紙透トオルの汚れなき世界
口絵・本文イラスト/ののの
デザイン/團夢見(イメージジャック)
第一章
「ちょっと世界を滅ぼしに行ってくる」
深夜0時、居間でこたつに浸かりながら少女漫画を読んでいる俺に向かって、兄貴は言った。今年に入ってこのセリフを聞くのは五回目だ。
「うん? 頑張って。あ、用事が済んだらコンビニでアイス買ってきてよ。ハーゲンダッソのバニラかストロベリー。兄貴も好きなの選んでいいからさ」
兄貴に小銭入れを渡そうとして、俺は啞然とした。
「え、そのカッコで行くの? ……死ぬよ?」
黒のパーカーに黒のチノパンというカラスルックにも一家言あるものの、まずはその防寒性の低さに突っ込みを入れる。

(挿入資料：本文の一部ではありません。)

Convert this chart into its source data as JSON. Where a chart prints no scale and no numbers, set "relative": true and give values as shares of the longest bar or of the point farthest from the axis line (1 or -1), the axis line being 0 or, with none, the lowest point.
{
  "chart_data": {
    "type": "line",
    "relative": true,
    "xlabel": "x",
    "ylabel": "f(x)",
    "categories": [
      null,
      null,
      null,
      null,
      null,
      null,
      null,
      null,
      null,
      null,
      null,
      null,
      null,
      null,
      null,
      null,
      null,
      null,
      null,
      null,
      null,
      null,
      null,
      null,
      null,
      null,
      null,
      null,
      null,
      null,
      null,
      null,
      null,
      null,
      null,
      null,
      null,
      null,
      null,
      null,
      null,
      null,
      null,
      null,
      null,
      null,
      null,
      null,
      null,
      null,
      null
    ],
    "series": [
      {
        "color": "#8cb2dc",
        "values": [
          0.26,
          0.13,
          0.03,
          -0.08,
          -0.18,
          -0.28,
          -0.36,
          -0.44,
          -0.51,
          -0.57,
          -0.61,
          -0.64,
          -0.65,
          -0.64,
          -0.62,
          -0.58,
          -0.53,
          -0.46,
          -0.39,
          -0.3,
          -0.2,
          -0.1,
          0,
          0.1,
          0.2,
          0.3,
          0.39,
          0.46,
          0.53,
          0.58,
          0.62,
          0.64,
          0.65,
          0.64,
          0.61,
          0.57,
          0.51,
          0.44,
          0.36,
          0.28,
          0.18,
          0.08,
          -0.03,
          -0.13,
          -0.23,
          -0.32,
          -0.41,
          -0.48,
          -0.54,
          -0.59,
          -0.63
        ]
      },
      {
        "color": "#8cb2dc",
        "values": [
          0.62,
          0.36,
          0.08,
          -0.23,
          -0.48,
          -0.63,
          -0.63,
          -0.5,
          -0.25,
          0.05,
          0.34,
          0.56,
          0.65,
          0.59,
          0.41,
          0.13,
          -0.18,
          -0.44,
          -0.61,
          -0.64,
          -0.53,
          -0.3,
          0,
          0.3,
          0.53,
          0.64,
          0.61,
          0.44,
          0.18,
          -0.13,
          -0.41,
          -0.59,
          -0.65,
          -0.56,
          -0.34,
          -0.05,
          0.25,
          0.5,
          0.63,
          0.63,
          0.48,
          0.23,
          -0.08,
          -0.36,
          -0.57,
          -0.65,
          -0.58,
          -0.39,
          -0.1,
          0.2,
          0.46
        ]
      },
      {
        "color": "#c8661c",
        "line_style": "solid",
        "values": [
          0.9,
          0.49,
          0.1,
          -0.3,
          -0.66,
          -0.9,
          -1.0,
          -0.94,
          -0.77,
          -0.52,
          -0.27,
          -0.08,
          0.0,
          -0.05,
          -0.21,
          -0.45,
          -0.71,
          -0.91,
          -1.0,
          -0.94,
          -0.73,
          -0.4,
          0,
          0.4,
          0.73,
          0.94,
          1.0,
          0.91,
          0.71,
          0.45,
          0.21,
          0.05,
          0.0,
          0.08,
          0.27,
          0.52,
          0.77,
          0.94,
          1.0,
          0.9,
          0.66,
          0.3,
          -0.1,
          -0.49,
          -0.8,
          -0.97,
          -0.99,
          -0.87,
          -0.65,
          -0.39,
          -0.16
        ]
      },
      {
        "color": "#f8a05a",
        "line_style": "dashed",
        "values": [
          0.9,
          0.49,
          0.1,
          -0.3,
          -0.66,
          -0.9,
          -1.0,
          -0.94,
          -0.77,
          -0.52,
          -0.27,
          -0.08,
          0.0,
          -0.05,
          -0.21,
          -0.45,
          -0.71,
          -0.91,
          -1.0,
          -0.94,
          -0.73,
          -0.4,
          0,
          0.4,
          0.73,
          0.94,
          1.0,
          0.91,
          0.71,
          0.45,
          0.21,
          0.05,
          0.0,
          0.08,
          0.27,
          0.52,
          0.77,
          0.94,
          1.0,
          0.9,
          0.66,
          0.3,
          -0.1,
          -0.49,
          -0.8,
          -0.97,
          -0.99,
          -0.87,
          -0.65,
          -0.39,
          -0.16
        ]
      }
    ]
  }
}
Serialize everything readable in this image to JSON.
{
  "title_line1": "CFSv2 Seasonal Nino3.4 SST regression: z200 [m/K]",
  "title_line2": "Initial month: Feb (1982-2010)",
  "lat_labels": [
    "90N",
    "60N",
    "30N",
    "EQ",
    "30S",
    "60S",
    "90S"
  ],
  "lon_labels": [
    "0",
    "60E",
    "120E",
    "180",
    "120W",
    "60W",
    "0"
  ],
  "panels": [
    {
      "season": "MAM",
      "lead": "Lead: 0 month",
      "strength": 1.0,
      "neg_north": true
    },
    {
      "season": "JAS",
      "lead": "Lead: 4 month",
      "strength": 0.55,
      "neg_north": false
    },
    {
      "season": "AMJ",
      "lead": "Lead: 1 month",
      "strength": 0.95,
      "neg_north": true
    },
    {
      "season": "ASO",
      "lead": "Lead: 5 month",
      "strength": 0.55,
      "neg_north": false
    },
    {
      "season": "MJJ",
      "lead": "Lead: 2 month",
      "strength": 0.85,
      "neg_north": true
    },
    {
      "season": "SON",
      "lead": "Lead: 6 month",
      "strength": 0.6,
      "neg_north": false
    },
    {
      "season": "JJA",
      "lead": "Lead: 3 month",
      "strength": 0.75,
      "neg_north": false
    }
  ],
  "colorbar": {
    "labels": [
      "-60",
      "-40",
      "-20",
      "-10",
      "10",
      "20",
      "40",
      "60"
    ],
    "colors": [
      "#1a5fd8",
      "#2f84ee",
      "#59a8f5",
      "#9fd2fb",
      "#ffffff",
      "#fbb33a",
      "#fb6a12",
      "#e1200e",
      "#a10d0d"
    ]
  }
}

「一応、下にヒートテッ……魔装を装備しているから問題ない。……多分」
蚊の鳴くような声でぼそぼそ呟く兄貴。
「いやいや、外は氷点下だよ。風邪ひくって。この前俺があげたコートはどうしたの?」
「……あの強化魔装は敵の攻撃を受けて消滅した」
兄貴はきまりが悪そうに目を泳がせた。
もうボロボロにしたのかよ。あげてまだ二ヵ月も経ってないぞ。外でどんな活動をしているのかは知らないけど、人からもらったものは大切に扱ってほしい。この前出かけた時は靴が泥だらけだったから、たぶん近所の花街公園で遊んでいるのだろうけど。
「仕方ないなあ。じゃあ、俺のダウンジャケットをあげるよ。ただし、今度は大事に着てよ」
一ヵ月前に通販で買った青色のダウンジャケットを引っ張り出し、それに合うピンクのマフラーも一緒に手渡した。
恩着せがましく言ったものの、ダウンジャケットは中国製のパチもんで、数回袖を通しただけで羽毛ではなくポリエステルが脇からはみ出した粗悪品だ。返品期間が過ぎていたので処分に困っていたが、この際、有効利用しよう。
「恩に着る」
と微妙にシャレになっている兄貴の言葉に少なからず良心が痛んだが、まあどうせすぐボロボロになるんだ。それならパチもんでも構わないか。
「……ところで、マフラーってどう巻くんだ?」
俺は呆れ顔にならないよう、にっこり笑って兄貴にマフラーを巻いてあげた。
ああ、男にマフラーを巻くのって虚しいね。